The  mentioned patch did not make any difference. The 82559EB 10G card stopped 
accepting any data even with this patch after 3 days of constant (but not too 
high) load.

So we moved to the newest driver release 3.4.24-NAPI and had the system run for 
6 days without an issue.
I really don't like this situation, having no idea what actually goes wrong. 
But we asked our customer to give the 2.6.32 kernel with this driver a try, 
because he sees the issue far more often than we do.

I intentionally crashed the kernel to get a core dump in the error situation 
but could not see anything obvious in the driver structures.

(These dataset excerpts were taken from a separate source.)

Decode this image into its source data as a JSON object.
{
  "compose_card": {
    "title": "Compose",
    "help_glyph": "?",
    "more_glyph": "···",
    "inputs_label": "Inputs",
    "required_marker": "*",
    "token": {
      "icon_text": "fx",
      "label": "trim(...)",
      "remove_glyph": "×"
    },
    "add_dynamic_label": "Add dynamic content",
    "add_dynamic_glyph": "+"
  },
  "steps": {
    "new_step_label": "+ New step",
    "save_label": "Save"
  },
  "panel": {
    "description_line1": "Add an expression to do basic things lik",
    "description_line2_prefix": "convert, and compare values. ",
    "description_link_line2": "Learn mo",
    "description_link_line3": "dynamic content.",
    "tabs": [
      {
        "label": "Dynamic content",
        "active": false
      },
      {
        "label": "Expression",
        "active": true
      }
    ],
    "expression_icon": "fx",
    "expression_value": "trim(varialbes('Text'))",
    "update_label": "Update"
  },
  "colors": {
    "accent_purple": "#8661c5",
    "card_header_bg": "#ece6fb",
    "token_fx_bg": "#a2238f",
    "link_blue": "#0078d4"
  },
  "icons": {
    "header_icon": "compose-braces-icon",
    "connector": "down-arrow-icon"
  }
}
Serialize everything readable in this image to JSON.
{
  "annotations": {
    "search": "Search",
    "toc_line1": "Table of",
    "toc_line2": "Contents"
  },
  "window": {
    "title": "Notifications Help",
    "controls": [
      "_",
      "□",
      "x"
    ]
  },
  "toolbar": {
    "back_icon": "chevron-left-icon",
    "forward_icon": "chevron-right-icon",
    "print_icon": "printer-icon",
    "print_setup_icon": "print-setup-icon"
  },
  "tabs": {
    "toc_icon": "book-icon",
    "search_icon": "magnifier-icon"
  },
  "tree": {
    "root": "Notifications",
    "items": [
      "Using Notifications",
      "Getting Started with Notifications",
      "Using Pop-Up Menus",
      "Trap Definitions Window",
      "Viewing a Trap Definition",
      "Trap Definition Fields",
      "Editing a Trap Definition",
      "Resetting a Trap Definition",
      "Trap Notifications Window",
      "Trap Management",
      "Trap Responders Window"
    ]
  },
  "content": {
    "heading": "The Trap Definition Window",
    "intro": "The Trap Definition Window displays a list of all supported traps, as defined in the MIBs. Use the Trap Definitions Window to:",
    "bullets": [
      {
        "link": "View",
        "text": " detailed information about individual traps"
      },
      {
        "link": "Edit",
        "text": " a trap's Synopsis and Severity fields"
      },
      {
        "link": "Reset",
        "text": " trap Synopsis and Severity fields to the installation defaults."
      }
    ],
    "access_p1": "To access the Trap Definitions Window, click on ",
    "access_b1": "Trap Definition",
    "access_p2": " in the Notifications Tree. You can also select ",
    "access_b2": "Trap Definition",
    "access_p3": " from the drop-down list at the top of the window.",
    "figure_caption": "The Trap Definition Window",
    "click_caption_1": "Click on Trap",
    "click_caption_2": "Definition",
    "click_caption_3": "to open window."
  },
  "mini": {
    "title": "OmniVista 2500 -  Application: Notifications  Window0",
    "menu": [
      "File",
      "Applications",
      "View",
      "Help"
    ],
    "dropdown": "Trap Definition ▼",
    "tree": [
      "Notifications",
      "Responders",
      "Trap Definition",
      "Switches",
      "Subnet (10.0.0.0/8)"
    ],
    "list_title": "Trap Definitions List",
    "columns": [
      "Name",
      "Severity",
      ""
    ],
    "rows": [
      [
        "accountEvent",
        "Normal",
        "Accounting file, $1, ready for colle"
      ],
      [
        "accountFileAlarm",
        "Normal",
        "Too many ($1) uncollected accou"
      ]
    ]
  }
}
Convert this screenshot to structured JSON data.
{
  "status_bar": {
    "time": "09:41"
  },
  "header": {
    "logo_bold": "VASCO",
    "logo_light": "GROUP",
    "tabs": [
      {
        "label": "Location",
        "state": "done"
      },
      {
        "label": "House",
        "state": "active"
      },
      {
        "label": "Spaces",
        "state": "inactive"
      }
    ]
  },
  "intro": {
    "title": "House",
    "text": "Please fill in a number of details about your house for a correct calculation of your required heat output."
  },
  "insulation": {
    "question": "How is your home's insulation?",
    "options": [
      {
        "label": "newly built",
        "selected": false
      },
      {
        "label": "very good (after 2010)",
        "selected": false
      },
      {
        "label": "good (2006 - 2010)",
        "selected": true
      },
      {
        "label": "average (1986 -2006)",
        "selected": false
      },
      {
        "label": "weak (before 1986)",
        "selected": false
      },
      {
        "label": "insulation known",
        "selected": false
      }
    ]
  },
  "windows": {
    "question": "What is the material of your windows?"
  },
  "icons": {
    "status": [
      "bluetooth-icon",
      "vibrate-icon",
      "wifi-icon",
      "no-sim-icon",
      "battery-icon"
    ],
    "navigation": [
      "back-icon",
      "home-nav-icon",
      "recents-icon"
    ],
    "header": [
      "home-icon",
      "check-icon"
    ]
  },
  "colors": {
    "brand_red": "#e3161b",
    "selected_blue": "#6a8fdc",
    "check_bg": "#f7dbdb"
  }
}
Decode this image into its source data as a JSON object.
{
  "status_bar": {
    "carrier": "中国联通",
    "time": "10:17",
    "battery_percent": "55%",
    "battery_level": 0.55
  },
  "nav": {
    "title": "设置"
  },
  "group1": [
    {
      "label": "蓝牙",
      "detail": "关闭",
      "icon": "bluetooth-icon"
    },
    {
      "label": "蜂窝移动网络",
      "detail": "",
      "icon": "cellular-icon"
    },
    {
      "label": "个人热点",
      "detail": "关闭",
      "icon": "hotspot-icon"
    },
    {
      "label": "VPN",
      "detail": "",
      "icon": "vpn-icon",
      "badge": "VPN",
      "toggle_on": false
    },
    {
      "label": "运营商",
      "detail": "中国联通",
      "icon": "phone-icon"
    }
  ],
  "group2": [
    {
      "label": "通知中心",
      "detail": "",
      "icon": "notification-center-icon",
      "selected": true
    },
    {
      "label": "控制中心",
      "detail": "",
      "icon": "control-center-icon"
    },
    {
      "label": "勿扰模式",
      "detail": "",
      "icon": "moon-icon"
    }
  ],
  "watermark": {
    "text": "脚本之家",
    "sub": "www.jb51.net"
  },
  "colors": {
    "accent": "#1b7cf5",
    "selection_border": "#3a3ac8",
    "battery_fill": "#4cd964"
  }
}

If the issue does not happen again on customer side we'll switch to the new 
version and cross our fingers that it does not break anything else.

Cheers,
Martin

-----Original Message-----
From: Skidmore, Donald C [mailto:[email protected]]
Sent: Donnerstag, 28. Juli 2011 19:56
To: Zielinski, Martin; Kirsher, Jeffrey T
Cc: [email protected]
Subject: RE: [E1000-devel] ixgbe: not accepting any packets - increasing 
rx_missed_errors

Hey Martin,

Sorry about you troubles with ixgbe, I think there is a fair chance you're 
seeing the issue you referenced in the other email.  The patch I'm referring to 
is a7f5a5fcd9f13afd3471a0de8c1fdaa8f989497c.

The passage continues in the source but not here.